Previously, when Simon still ploughed and tilled the land, the heavy clay had led to short windows for cultivation, with the gap between the hard, baked soil during the summer and the sticky, wet soil during winter almost non-existent. The plough had been the first to go, as it become essentially useless, and it was not long after that subsoiling and discing was also forgotten about. With this natural move towards minimum till; Simon soon established direct drilling as his chosen method for crop establishment, and he ceased growing oilseed rape.

However, Simon, with his keen interest in his soil, soon realised that he appeared to be finding fewer, and fewer of the larger worms found deep in the soil, on the fields which had been left to over-winter stubble. This led to him establishing cover crops over winter to help boost the worm numbers. Initially, this was not particularly successful, and Simon found that the field conditions in spring took longer to achieve, as the cover crop blocked the sun from warming the soil and drying it out, ready for spring drilling.
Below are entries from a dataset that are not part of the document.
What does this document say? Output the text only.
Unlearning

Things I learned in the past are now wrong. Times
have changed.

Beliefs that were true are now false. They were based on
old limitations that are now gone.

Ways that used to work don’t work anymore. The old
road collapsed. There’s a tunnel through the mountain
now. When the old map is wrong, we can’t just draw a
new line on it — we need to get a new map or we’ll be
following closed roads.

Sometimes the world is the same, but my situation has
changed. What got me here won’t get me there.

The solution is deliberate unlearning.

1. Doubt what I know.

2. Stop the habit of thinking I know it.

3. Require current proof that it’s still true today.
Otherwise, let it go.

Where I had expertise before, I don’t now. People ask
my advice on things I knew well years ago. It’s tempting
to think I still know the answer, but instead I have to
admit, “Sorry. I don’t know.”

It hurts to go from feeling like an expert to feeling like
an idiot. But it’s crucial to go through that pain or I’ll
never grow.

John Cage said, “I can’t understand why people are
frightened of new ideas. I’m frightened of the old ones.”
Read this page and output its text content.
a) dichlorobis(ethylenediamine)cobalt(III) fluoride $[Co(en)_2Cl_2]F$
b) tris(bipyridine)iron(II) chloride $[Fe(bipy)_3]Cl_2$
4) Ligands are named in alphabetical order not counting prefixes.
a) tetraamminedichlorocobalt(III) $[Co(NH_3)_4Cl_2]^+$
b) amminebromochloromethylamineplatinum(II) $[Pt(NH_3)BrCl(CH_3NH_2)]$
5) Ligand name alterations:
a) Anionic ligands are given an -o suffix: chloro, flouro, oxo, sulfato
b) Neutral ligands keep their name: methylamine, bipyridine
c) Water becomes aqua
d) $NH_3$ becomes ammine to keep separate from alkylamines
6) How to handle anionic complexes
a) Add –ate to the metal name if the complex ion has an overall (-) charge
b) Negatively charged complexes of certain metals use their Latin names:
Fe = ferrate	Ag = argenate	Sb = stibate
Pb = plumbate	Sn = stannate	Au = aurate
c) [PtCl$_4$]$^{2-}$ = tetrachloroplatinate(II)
Unfortunately, as many would agree, there is never a single solution which works on every farm, and Simon, with his innovative ideas, was ready to test them with a trial-and-error approach.

These trials range from: a companion cropping trial using a field of Lucerne which annually has a blend of wheat cultivars sown into it; a nitrogen free organic crop trial consisting of an organic crop of heritage variety wheat which has no inputs, to test yield quantities and profit margins; and Simon also makes his own compost which he uses across the farm on a rotation.
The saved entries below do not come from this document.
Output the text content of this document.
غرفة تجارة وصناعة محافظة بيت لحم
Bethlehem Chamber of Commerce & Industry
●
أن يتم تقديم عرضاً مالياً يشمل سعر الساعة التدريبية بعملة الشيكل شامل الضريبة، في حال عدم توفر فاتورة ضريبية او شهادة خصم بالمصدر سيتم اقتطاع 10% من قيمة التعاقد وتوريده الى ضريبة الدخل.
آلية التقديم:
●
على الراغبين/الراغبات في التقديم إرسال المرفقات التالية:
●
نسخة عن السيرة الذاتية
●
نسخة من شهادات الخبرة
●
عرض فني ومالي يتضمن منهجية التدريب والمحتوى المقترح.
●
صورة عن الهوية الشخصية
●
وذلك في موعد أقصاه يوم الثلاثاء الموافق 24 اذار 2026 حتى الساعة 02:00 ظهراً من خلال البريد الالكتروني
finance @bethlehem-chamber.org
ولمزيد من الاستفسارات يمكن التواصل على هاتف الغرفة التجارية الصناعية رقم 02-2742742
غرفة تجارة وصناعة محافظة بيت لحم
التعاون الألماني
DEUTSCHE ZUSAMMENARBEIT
One particular trial which was discussed included an alternative to traditional cover crops that Simon calls ‘worm food.’ The ‘worm food’ is a cover created from a grass and clover mix that Simon chose, which could be broadcast onto the field, and would grow slower and slightly thinner than his previous cover crop. Thus, still providing the winter cover and food to help support the worm population, whilst also allowing the soil to warm and dry in the spring. Where it would be ready for the spring crop to be drilled directly into the cover, which can later be sprayed off. This quickly led to Simon’s key piece of advice for the day, which is that you must be willing to test and adapt on your soil management journey, and that sometimes you need to be prepared to give it time to see results. The first 2/3 years can be difficult, and low yields, and other setbacks, can lead to people giving up, but you need to power through. Converting to minimum/no till can be done successfully, you just need to give it time to start to see the rewards.

A strong root system, improving aeration and drainage, and supporting the soil biology through the winter.